We can be gracious and respectful in standing for truth. We must be. But being gracious does not mean being weak. Kindness and cowering are two different things. Machen gives us an example.
Machen fought a decade-long battle against the Presbyterian Church. By the mid-1920s, it was ordaining men who would not affirm the virgin birth of Jesus and sending out missionaries who had given up the central tenets of the faith. He called his denomination to account.
He was vilified for it. But he was willing to bear all kinds of attacks, including some from those who had been close friends. He was accused of a lack of love and of being too strident. All because he loved God and loved people enough to refuse to undermine the greatest news ever offered.
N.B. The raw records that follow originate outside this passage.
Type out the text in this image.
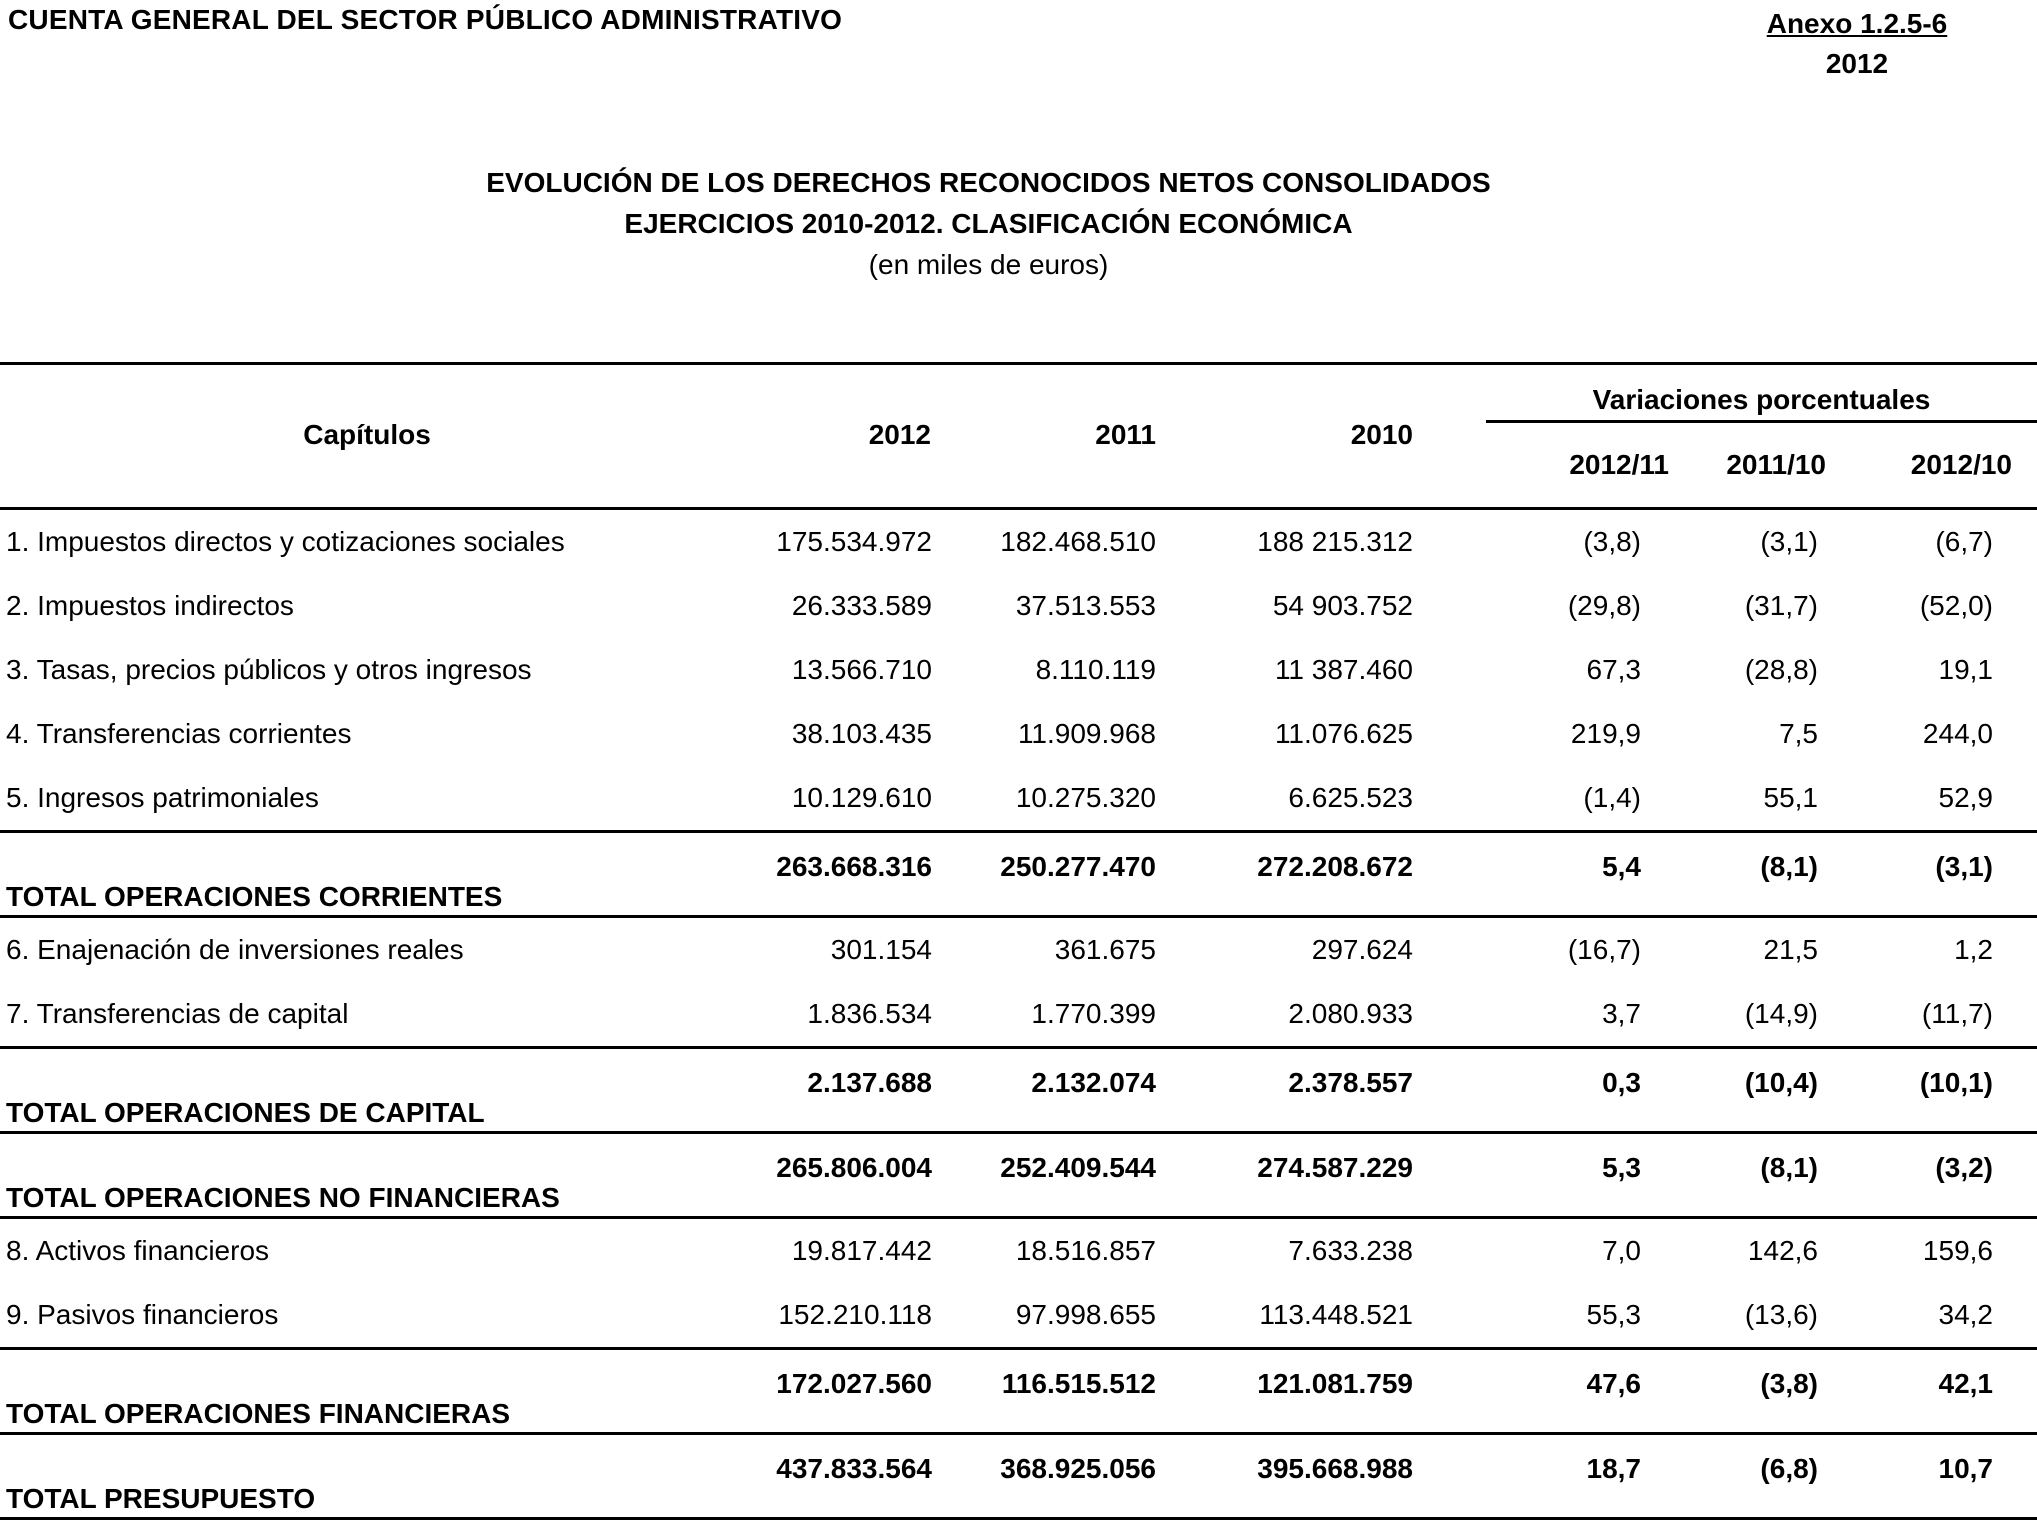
CUENTA GENERAL DEL SECTOR PÚBLICO ADMINISTRATIVO	Anexo 1.2.5-6
2012
EVOLUCIÓN DE LOS DERECHOS RECONOCIDOS NETOS CONSOLIDADOS
EJERCICIOS 2010-2012. CLASIFICACIÓN ECONÓMICA
(en miles de euros)
Capítulos	2012	2011	2010	Variaciones porcentuales		
				2012/11	2011/10	2012/10
1. Impuestos directos y cotizaciones sociales	175.534.972	182.468.510	188 215.312	(3,8)	(3,1)	(6,7)
2. Impuestos indirectos	26.333.589	37.513.553	54 903.752	(29,8)	(31,7)	(52,0)
3. Tasas, precios públicos y otros ingresos	13.566.710	8.110.119	11 387.460	67,3	(28,8)	19,1
4. Transferencias corrientes	38.103.435	11.909.968	11.076.625	219,9	7,5	244,0
5. Ingresos patrimoniales	10.129.610	10.275.320	6.625.523	(1,4)	55,1	52,9
TOTAL OPERACIONES CORRIENTES	263.668.316	250.277.470	272.208.672	5,4	(8,1)	(3,1)
6. Enajenación de inversiones reales	301.154	361.675	297.624	(16,7)	21,5	1,2
7. Transferencias de capital	1.836.534	1.770.399	2.080.933	3,7	(14,9)	(11,7)
TOTAL OPERACIONES DE CAPITAL	2.137.688	2.132.074	2.378.557	0,3	(10,4)	(10,1)
TOTAL OPERACIONES NO FINANCIERAS	265.806.004	252.409.544	274.587.229	5,3	(8,1)	(3,2)
8. Activos financieros	19.817.442	18.516.857	7.633.238	7,0	142,6	159,6
9. Pasivos financieros	152.210.118	97.998.655	113.448.521	55,3	(13,6)	34,2
TOTAL OPERACIONES FINANCIERAS	172.027.560	116.515.512	121.081.759	47,6	(3,8)	42,1
TOTAL PRESUPUESTO	437.833.564	368.925.056	395.668.988	18,7	(6,8)	10,7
Machen eventually was forced out of the Presbyterian Church. He founded a new Presbyterian denomination and what has become one of America’s great theological institutions, Westminster Seminary near Philadelphia. Today’s Orthodox Presbyterian Church and Presbyterian Church in America stand faithfully because one man stood against the world — for the sake of the world.
Remember What Jesus Said
No one likes to be scorned, misrepresented, or showered with hate. But there are worse things. Jesus said, “Remember what I told you: ‘A servant is not greater than his master.’ If they persecuted me, they will persecute you also. If they obeyed my teaching, they will obey yours also. They will treat you this way because of my name, for they do not know the one who sent me” (John 15:20-21).
If you see someone about to fall off a cliff, you don’t say, “Oh, that looks so exciting! Have a wonderful fall!” You grab the guy and pull him back from destruction. That’s not hate. That’s not denying someone his freedom. It’s courage. Compassion. Even duty.
Let’s all be more like Athanasius and Machen: Be for the world, a world lost in spiritual darkness, by being against it.